NEW YORK – Oil prices pulled back from fresh 21-year highs on Wednesday after weekly U.S. government data showed oil product supplies jumped and beleaguered Russian oil giant Yukos assured it would be free to use its bank accounts to keep exports flowing.
U.S. crude fell $1.00 at $43.15 a barrel, after earlier striking $44.30, the highest since oil futures were launched on the New York Mercantile Exchange (search) in 1983.
Brent crude fell 44 cents to $40.20 a barrel, easing from a record high earlier of $40.99. That was the highest level since London's International Petroleum Exchange (search) launched trading in Brent futures in 1988.
Oil prices have risen by more than one-third since the end of 2003 on worries that accelerating global demand has left supplies tightly stretched with little leeway for disruption.
In recent weeks oil prices have also been rallying as the Kremlin has demanded billions of dollars of taxes for 2000 from Yukos, the country's largest oil exporter.
But Yukos on Wednesday said bailiffs had informed them that it could use its bank accounts to finance core operations, a move to alleviate fears over possible disruptions to the company's exports.
In its weekly data, the Energy Information Agency (search) said gasoline stocks rose 2.4 million barrels last week to 210.1 million barrels. Analysts had expected stocks to fall 600,000 barrels due to peak summer demand from vacation drivers.
U.S. distillate stocks rose 2.1 million barrels, above analysts' expectations for a rise of 1.4 million barrels.

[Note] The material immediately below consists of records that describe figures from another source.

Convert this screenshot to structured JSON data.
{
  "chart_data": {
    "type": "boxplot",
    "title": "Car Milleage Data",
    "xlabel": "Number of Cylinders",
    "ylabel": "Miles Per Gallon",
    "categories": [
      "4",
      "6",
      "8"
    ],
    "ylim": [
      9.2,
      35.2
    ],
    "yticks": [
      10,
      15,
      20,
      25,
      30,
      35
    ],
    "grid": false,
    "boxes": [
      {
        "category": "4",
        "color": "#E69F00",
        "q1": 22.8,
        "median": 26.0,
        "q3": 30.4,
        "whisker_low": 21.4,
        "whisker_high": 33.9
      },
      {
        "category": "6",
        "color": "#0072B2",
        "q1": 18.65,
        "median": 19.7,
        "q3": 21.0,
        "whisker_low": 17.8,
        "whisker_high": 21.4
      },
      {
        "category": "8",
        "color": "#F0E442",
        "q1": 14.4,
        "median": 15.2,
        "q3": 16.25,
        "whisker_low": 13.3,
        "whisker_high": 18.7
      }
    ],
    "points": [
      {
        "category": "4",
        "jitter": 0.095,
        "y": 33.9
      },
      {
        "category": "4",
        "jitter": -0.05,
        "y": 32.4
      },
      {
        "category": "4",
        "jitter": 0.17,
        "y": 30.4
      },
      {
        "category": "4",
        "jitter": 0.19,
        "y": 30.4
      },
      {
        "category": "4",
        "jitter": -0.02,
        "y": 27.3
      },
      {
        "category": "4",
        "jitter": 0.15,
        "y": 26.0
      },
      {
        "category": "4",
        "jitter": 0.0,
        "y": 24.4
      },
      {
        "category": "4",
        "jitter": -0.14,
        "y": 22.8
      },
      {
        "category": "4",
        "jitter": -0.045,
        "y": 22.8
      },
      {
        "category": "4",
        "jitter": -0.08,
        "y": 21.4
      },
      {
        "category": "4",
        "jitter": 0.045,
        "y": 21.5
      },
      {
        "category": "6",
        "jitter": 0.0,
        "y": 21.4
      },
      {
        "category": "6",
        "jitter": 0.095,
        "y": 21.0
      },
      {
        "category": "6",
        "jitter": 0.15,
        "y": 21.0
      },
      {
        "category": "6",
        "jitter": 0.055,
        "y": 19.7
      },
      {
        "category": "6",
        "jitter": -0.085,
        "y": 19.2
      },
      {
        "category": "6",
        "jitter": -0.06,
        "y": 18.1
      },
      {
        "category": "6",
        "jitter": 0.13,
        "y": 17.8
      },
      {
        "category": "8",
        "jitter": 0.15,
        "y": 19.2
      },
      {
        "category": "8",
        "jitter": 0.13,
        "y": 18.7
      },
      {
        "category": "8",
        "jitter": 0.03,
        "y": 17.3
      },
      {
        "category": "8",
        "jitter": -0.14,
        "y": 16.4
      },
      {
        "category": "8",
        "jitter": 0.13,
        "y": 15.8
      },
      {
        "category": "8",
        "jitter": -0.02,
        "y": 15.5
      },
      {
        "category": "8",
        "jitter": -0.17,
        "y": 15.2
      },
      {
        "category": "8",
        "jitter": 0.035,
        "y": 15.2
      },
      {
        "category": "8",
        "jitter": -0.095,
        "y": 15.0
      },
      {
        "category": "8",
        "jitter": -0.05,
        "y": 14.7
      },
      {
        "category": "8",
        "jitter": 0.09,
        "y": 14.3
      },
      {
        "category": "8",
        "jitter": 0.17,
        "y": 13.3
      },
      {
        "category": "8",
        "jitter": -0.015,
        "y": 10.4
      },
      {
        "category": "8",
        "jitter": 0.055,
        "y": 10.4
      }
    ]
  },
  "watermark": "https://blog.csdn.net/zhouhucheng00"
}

Gasoline demand over the past four weeks was down 0.3 percent on the year, a reversal of strong demand growth that took U.S. gasoline futures to record highs in May and helped push crude prices higher.
"It's a bad report for products," said Kyle Cooper, analyst at Citigroup Global Markets. "We now are 8.3 million barrels above last year in terms of gasoline, and yet we are 50 percent higher in terms of price. I'd like someone to explain that to me."
U.S. gasoline futures fell 3.36 cents or 2.6 percent to $1.2530 a gallon.
"The oil price is of course a concern," said Germany's Finance Minister Hans Eichel. "It could slow economic growth."
Allowing for inflation, prices are near the level hit during the 1973 oil embargo and just over half those during the oil price shock that followed the 1979 Iranian revolution.
Some wider impact has already been felt. U.S. consumer spending in June fell at the fastest rate since September 2001, according to U.S. government data released on Tuesday. High oil prices contributed to the fall as consumers cut back on new vehicle purchases.
U.S. shares slid on Wednesday, extending the previous day's losses on investor fears that oil prices will hurt corporate profits.
However, the evidence of further damage to world economies remains patchy. U.S. consumer confidence climbed last week, and figures from U.S. automakers show vehicle sales in the world's largest energy consumer registered robust gains in July.
But analysts warned that rising prices are set to damage expanding economies which rely on oil imports, such as India, Asia's fourth-largest economy, which imports 70 percent of its crude oil requirements.
Oil's latest boost was triggered on Tuesday when the head of the OPEC (search) producers' cartel said there was no spare oil immediately available to cool red-hot prices.
OPEC President Purnomo Yusgiantoro said that Saudi Arabia, the world's biggest exporter, had spare production capacity but could not raise output immediately.
"The oil price is very high, it's crazy. There is no additional supply," Purnomo told reporters in Jakarta.